The most effective way to study the war, to understand it and its legacy of good and ill in all its complexities, is to draw each individual, young and old, male and female, of every ethnic origin, into the discourse, in a multiplicity of forums. And one way to do that is to appeal to each person to bring the principles of his or her vocation to bear upon corresponding facets of the war.
While contributing to a multifaceted approach to a rich subject, one gains a clearer and often rejuvenating perception of one's own discipline. For instance, at my suggestion, a psychologist created a profile of Robert E. Lee's life and personality to present to a routine meeting of a local association of psychologists. Everyone, obviously stimulated to a degree that seemed to surprise themselves, joined in the discussion afterwards. "This was the most invigorating interaction we have had with each other ever," said the president. "It reminds us of what we got into the profession to do." Looking at the Civil War from the perspective of your own profession will pitch you into another dimension of emotion, imagination, and intellect.
To study the Civil War is also to study the antebellum through the reconstruction years as one unbroken series of events. The Civil War is the ideal subject for such an extreme experiment with interdisciplinary studies as I am predicting and proposing here. Because every aspect of human experience in America was brought into play in that four year ordeal and because the consequences have affected every aspect ever since, to study the war is to study everything else; it is well suited to the formulation of the strategies, principles, and techniques and to test the efficacy and reveal the possibilities and benefits of interdisciplinary studies.

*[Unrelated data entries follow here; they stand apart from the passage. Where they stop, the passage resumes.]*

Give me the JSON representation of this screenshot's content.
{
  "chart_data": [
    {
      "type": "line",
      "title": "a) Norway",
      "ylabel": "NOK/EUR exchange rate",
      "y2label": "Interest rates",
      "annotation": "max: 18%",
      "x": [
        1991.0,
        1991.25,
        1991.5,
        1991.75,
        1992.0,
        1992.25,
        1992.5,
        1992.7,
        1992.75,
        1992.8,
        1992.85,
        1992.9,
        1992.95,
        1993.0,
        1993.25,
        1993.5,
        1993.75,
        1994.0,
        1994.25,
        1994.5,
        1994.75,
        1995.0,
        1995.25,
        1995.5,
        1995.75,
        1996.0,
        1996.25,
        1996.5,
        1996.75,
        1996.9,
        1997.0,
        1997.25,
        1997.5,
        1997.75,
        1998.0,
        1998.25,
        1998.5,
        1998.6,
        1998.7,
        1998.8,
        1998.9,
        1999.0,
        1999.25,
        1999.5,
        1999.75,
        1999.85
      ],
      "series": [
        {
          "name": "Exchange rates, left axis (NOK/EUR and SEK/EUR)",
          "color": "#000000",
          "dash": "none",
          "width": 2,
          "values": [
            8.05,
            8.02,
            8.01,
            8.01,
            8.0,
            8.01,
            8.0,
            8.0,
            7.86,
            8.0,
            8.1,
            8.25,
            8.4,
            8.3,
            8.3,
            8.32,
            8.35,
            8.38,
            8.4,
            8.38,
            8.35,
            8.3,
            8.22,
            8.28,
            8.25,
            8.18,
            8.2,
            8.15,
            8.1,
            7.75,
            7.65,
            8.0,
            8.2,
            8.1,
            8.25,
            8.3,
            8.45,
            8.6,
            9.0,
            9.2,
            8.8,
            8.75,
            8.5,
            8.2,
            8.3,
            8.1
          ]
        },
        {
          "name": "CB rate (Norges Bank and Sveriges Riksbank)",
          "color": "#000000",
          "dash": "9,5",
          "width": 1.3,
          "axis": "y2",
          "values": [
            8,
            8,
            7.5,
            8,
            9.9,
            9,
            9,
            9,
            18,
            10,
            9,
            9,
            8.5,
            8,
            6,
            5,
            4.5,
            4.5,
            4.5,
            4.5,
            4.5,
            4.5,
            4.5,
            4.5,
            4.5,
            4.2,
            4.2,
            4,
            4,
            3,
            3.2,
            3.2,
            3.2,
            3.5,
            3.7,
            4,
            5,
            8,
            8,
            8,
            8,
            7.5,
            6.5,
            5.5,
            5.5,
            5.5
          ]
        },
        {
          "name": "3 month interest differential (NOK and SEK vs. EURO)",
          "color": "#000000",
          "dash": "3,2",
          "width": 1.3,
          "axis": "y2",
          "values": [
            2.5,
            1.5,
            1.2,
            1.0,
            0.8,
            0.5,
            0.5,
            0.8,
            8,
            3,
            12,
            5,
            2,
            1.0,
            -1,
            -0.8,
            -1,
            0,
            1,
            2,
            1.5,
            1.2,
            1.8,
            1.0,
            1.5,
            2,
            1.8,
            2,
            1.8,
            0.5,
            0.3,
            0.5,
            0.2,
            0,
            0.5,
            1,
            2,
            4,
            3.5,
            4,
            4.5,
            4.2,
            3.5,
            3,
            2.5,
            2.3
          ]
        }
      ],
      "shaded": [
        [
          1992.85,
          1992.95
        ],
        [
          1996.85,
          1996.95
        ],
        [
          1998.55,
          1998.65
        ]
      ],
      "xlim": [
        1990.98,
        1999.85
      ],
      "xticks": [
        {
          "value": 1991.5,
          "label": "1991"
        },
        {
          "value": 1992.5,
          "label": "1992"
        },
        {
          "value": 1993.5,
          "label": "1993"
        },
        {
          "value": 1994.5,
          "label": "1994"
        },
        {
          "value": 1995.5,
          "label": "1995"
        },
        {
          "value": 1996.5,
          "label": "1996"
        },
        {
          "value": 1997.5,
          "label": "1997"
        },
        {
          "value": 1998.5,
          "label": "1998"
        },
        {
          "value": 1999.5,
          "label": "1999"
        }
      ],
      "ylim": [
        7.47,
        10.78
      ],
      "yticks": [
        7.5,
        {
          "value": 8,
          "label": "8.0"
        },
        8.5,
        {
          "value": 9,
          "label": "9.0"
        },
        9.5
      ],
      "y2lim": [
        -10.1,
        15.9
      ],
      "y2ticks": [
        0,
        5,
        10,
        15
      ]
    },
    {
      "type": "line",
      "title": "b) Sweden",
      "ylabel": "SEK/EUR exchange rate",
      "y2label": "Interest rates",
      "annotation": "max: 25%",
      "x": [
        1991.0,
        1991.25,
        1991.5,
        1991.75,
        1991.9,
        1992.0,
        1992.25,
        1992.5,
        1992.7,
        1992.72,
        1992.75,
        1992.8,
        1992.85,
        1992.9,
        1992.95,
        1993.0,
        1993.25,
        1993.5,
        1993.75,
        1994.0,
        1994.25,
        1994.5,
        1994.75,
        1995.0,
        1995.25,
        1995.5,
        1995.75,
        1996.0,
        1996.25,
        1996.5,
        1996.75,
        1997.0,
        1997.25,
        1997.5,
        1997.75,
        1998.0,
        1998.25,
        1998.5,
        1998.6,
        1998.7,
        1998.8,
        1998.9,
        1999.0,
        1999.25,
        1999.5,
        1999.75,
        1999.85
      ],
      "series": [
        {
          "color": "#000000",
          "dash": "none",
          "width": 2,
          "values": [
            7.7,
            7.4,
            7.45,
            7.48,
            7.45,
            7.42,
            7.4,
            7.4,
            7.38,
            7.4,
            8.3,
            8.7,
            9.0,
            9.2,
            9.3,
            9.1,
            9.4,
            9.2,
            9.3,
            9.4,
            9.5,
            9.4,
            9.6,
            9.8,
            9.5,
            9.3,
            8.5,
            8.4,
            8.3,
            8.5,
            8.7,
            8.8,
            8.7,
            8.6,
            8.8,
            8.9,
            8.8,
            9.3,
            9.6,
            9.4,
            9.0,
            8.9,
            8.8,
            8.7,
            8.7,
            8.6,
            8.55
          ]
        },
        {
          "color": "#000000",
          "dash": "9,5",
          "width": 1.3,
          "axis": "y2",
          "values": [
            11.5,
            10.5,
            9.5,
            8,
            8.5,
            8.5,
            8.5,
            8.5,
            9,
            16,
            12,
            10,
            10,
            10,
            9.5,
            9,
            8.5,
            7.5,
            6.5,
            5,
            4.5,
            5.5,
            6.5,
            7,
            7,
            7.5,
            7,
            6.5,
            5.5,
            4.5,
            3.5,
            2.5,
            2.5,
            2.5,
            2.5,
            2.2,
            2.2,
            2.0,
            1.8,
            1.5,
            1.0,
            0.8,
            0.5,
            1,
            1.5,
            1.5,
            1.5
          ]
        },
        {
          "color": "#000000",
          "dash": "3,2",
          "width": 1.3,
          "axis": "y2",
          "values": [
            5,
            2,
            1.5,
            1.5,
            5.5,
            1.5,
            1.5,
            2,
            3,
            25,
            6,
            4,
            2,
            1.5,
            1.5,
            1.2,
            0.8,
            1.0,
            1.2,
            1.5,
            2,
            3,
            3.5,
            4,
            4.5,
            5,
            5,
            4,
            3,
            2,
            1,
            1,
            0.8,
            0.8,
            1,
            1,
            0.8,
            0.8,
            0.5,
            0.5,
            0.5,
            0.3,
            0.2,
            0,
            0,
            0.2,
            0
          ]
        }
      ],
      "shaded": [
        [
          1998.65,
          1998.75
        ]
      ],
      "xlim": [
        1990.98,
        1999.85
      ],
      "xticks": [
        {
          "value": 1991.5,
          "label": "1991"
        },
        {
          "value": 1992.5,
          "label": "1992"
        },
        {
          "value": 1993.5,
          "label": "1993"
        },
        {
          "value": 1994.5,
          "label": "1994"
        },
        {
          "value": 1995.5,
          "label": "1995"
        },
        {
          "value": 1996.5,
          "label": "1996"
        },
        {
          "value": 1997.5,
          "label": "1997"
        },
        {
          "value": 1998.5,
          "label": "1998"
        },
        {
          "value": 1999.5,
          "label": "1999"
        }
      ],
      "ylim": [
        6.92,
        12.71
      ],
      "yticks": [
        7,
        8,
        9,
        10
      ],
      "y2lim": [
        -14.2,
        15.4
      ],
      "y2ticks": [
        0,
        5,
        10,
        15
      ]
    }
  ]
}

The premise behind interdisciplinary studies is that just as no person is an island no subject exists in isolation from all others; that a complex examination of a subject is rewarding; that several disciplines provide the milieu for that complexity; and that each discipline is enriched and made more powerful by interaction with other disciplines. The conscious effort to train and practice this process to achieve a multifaceted perspective on human experience can only yield positive results that even I in my overreaching enthusiasm and eagerness cannot yet conceive. What is learned from the United States Civil War Center's pursuit of its interdisciplinary mission will deepen our understanding of the nature, value, and dynamics of the realm of interdisciplinary studies itself.
Participation in interdisciplinary studies may be for some people an occasional exhilarating and rejuvenating excursion, while others find a permanent home in interdisciplinary studies itself-- a universe of possibilities. People have already embraced this approach with relief and even with fervor, in and outside university settings. It is, of course, people young and old who come to it fresh, with no history of narrow focus, who are most likely to follow where interdisciplinary studies may lead. The effect on education, and with the full participation of people in all professions and occupations, on society and ultimately on human consciousness can have revolutionary benefits.